DULCE DE CEREZA.—Se pesa kilo y medio de azúcar por kilo de fruta; se quitan a las cerezas huesos y tallos y se tienen cuatro horas en agua fría; después se meten en agua hirviendo y se dejan cinco minutos hervir, volviéndolas al agua fría otras cuatro horas, cambiando todas las horas el agua.
Se hace aparte almíbar a punto, se deja enfriar, se une la fruta bien escurrida y se hace hervir lentamente, hasta que esté a punto y pueda meterse en los tarros.
DULCE DE GUINDA.—Éste se hace y prepara igual que el anterior, teniendo presente que si las guindas son de buena clase basta con poner kilo de azúcar por kilo de fruta.

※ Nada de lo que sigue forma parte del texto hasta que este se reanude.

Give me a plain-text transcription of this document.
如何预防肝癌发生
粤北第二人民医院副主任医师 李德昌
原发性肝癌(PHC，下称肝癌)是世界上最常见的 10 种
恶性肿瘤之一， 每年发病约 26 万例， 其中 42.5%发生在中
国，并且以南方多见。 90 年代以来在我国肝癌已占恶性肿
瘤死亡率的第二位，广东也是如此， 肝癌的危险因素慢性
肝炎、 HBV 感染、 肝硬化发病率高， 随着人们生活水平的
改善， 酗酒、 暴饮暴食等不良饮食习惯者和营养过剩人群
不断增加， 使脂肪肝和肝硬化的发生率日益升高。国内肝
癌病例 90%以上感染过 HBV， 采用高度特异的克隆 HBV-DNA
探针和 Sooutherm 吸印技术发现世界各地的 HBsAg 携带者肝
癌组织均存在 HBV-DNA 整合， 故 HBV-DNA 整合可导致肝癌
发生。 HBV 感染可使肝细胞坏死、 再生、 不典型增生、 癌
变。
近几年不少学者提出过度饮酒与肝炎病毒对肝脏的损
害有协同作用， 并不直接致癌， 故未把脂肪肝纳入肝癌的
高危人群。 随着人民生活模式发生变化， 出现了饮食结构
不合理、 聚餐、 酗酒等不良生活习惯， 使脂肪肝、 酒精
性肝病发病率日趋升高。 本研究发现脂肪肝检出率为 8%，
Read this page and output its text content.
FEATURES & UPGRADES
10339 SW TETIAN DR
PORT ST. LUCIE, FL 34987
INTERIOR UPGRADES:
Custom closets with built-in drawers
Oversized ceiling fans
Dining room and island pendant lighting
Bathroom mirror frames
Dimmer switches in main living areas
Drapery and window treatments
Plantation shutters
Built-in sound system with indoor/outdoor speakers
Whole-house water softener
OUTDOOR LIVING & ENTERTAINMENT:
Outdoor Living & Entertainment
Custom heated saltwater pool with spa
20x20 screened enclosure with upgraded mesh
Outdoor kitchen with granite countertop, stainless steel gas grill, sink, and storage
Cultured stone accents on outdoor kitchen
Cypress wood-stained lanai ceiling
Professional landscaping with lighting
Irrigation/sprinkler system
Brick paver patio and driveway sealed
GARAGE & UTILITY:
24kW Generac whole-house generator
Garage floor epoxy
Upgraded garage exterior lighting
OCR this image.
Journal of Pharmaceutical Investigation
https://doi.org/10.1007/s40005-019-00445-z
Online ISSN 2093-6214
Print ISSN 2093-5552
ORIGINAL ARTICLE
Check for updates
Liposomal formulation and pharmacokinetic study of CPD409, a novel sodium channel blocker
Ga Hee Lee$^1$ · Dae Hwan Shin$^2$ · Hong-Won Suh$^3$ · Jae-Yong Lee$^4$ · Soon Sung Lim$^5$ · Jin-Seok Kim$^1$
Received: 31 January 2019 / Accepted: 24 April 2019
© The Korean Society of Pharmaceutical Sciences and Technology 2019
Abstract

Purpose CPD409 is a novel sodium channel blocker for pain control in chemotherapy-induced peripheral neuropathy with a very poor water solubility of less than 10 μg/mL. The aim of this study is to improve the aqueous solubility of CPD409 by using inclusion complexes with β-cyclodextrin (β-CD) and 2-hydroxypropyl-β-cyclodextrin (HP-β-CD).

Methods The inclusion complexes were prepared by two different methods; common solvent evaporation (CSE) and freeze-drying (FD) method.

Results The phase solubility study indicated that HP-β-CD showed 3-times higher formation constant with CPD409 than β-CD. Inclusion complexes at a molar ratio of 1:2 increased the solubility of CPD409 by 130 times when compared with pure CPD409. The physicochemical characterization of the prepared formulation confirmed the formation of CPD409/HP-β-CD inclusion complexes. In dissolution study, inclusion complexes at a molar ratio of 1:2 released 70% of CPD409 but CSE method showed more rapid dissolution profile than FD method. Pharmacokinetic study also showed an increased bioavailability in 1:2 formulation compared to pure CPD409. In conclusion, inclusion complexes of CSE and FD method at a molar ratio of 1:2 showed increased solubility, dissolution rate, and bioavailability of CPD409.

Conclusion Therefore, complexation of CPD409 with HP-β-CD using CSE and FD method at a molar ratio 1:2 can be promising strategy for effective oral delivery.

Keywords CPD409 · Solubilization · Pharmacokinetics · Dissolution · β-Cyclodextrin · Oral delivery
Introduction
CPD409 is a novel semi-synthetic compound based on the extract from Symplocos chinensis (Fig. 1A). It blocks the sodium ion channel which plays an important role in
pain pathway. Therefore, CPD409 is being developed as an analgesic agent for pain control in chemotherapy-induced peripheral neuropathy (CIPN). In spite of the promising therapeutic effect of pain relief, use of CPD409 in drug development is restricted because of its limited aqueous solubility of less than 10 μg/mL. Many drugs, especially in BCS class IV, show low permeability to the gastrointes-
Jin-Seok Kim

PASTA DE GUINDA.—Se pesa por kilo de fruta kilo y cuarto de azúcar; se le quitan los tallos y los huesos y en agua fría se pone a cocer; cuando ha hervido un poco se escurre bien y pasa por el cedazo, cociendo la pasta sola y moviéndola sin cesar hasta que espese. Después se pone la pasta y el azúcar juntos, hirviendo diez minutos sin dejar de moverlo, y cuando tiene punto se echa en los tarros. Ningún tarro de dulce debe taparse hasta pasados dos o tres días de haberlos llenado.
CABELLO DE ÁNGEL.—Se cuece o asa la calabaza, y cuando se abre y esté bien cocida se quita la piel, poniendo los hilos en una vasija con agua fría; se tiene un día entero cambiando el agua dos veces durante las veinticuatro horas. Cuando está bien escurrido se pesa kilo de fruta por uno y medio de azúcar; se hace aparte un almíbar a punto, se unen los hilos al almíbar; se echa corteza de limón y canela en palo y se deja hervir hasta que tome punto.
DULCE DE CIRUELA CLAUDIA.—Se eligen ciruelas buenas y duritas; se pesa igual cantidad de ciruela que de azúcar o algo menos de la última; se pinchan las ciruelas, y sin quitarles los tallos se ponen en agua fría; en la misma se ponen a cocer y se tienen hasta que van subiendo a la superficie; según vayan apareciendo arriba se van sacando a otra agua fría y se tienen veinticuatro horas; se sacan y ponen a escurrir; se hace aparte un almíbar a punto, y sin que se enfríe del todo se van poniendo las ciruelas una a una; se acerca al fuego, y cuando rompe a hervir se separa y deja quieto hasta el día siguiente, que se hace la misma operación; es decir, acercarlas y quitarlas cuando van a empezar a hervir, y así siete o nueve días que le son necesarios hasta tomar punto.
DULCE DE HIGO.—En todo es igual al anterior, con la sola diferencia de que antes de poner a cocer los higos han de estar cuarenta y ocho horas en agua fría, cambiando ésta cada doce horas.
PASTA DE CIRUELA.—Se pesa la misma cantidad de fruta que de azúcar; se ponen las ciruelas (que sean buenas y verdes) a cocer, y cuando se ve que se deshacen, se escurren bien; aparte se hace el almíbar a punto de caramelo, y la ciruela después se cuece sola y sin dejar de mover; cuando se pone espesa, se mezcla con el almíbar fuera del fuego y moviendo mucho, hasta que esté bien mezclado, y entonces se pone en los tarros.
PASTA DE HIGOS.—Se hace como la anterior, sino que a los higos hay que quitarles la piel antes de cocerlos.